My article, 'The militarisation of aerial theatre: air displays and airmindedness in Britain and Australia between the World Wars', is available on Contempory British History's website. It seems like only yesterday that I uploaded the self-archived version -- in fact it was only 5 weeks ago! While the formal and final version of the article won't be available until 2020, thanks to the modern marvel of the internet it's as good as published; the only difference is that this version lacks the volume information and page numbers (referring to a print edition which fewer and fewer people will ever read). For reference, here's the abstract again:
Aerial theatre, the use of aviation spectacle to project images of future warfare, national power and technological prowess, was a key method for creating an airminded public in the early 20th century.
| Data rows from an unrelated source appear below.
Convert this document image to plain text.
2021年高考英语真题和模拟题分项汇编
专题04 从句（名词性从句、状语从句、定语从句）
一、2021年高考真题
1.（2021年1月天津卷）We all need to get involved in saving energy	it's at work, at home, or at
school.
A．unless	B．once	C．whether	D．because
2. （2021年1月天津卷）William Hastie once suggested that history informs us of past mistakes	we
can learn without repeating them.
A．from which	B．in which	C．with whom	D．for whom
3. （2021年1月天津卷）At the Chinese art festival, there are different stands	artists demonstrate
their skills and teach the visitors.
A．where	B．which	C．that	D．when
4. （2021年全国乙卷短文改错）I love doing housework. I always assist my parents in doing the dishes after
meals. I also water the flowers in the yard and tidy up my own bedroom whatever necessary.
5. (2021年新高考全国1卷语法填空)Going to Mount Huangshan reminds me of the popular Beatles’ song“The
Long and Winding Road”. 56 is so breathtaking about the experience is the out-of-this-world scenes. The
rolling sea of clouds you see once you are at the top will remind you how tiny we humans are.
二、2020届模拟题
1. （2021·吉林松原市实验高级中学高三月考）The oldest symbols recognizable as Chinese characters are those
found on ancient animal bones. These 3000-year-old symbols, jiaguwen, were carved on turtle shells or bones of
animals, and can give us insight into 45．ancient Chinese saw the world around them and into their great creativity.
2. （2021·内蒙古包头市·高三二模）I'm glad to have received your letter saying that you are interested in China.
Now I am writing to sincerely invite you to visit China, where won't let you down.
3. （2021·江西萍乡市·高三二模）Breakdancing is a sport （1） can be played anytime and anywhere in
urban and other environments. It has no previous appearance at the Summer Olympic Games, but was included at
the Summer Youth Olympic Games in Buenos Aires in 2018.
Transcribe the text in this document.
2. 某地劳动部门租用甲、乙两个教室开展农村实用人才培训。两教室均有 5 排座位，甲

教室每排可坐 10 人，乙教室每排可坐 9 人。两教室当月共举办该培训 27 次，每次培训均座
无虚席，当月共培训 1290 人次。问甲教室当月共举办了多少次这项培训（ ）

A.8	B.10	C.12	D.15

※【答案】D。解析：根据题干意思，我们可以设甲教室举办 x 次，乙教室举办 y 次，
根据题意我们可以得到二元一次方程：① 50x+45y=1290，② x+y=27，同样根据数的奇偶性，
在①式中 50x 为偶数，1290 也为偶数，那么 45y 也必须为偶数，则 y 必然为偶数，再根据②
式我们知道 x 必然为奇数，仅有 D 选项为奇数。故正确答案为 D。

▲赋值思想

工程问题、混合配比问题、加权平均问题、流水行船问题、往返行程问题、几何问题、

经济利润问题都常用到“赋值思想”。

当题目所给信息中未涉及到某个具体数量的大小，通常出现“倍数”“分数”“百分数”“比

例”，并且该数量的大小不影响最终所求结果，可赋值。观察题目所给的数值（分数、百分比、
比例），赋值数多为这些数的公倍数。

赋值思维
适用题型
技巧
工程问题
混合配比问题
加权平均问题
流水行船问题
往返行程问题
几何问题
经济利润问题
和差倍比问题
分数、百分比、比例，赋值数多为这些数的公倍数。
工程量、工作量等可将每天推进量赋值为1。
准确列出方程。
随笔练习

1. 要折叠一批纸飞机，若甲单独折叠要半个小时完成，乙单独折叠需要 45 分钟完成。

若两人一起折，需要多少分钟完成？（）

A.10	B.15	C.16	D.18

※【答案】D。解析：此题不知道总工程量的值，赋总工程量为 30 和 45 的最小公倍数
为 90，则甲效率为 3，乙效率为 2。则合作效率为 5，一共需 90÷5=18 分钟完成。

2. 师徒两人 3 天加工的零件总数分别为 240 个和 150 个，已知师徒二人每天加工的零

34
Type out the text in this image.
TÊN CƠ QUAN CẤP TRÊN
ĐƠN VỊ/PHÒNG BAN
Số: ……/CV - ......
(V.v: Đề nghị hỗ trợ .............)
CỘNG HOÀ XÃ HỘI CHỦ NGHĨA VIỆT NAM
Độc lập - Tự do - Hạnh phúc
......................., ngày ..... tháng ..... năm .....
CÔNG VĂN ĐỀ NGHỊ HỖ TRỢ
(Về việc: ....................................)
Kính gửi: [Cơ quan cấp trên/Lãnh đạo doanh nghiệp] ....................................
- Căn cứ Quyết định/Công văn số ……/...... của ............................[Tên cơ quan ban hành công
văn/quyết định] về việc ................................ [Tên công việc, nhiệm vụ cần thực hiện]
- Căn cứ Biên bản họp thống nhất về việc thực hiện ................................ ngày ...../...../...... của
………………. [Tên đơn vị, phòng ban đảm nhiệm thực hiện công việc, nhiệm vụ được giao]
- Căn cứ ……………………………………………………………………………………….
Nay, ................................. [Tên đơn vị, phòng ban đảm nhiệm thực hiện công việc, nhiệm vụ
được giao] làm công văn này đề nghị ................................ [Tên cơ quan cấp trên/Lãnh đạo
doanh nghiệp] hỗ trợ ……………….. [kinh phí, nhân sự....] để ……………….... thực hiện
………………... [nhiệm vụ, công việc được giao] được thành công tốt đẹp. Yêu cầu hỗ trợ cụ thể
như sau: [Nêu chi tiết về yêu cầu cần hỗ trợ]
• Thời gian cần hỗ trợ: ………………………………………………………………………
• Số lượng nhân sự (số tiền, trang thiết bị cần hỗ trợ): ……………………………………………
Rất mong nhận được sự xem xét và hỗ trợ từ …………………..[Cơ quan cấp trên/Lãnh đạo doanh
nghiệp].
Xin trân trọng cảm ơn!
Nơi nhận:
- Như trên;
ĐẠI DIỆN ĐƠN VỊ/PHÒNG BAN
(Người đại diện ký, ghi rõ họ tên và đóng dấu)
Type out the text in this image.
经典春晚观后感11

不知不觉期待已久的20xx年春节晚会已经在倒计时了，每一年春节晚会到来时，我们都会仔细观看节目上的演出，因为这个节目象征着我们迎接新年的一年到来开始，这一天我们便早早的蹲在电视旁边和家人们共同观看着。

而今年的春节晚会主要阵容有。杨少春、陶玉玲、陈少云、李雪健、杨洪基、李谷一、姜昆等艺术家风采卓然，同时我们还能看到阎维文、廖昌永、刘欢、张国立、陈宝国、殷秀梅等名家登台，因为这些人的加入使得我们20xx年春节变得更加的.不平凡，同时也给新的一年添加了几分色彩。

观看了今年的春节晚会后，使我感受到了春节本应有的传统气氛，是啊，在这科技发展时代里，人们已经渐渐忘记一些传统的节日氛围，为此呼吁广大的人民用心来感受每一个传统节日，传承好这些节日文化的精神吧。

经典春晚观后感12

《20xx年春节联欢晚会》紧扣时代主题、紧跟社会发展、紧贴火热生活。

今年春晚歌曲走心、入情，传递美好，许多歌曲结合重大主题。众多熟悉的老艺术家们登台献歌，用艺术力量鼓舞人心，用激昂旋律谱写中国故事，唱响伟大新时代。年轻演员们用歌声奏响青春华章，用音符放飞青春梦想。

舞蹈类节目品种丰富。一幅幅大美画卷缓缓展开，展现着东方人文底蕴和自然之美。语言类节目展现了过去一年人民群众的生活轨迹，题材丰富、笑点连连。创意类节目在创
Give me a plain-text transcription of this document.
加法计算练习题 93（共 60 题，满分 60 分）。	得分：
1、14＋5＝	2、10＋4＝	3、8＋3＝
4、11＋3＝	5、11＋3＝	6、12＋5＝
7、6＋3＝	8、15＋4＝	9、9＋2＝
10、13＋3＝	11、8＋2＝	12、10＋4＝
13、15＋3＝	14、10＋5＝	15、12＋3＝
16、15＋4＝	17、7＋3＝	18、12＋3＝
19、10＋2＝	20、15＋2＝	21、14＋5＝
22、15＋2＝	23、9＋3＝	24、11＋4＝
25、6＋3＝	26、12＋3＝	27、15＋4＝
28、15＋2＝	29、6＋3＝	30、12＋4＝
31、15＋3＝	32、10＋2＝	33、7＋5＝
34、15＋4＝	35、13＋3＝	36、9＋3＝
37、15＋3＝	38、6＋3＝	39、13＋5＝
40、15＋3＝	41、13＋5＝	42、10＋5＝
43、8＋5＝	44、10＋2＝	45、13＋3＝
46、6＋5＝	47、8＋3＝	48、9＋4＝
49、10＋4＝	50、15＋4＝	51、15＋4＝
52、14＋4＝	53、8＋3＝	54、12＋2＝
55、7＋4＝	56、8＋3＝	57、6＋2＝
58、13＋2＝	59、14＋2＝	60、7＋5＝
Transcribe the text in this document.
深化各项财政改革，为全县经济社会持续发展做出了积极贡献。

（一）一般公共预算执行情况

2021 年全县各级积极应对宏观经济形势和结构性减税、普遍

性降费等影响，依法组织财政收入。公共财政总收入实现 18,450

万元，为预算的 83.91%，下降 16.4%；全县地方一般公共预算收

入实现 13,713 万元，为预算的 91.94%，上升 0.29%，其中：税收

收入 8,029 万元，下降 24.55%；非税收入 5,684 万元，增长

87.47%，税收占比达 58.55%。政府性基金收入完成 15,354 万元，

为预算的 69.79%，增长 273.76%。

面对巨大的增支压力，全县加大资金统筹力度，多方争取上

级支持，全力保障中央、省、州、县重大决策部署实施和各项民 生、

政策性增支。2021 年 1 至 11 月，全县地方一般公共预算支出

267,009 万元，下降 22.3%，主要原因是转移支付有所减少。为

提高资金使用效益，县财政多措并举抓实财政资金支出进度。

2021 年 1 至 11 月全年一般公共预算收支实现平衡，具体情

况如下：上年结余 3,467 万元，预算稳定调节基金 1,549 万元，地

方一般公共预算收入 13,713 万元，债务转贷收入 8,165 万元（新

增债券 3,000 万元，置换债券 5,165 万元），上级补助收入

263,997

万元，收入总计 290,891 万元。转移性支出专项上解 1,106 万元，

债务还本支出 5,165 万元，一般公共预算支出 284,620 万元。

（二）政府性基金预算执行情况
The most significant and influential form of aerial theatre in interwar Britain was the Royal Air Force (RAF) Display at Hendon, in which military aircraft put on impressive flying performances before large crowds, including an elaborate set-piece acting out a battle scenario with an imaginary enemy. Hendon was emulated by other air displays in Britain and in Australia, even civilian ones. Indeed, the inability of the much smaller Royal Australian Air Force (RAAF) to regularly project spectacle on the scale of Hendon across a much larger nation created a gap which civilian aviation organisations then tried to fill. Hendon thus helped to propagate a militarised civilian aerial theatre, and hence airmindedness, in both Britain and Australia.
I presented the initial version of this research at a symposium at Flinders University in honour of Eric Richards, the eminent historian of migration. Sadly, he passed away last week. I only met him briefly, but I know from the responses of his former colleagues and students that he will be missed. Vale.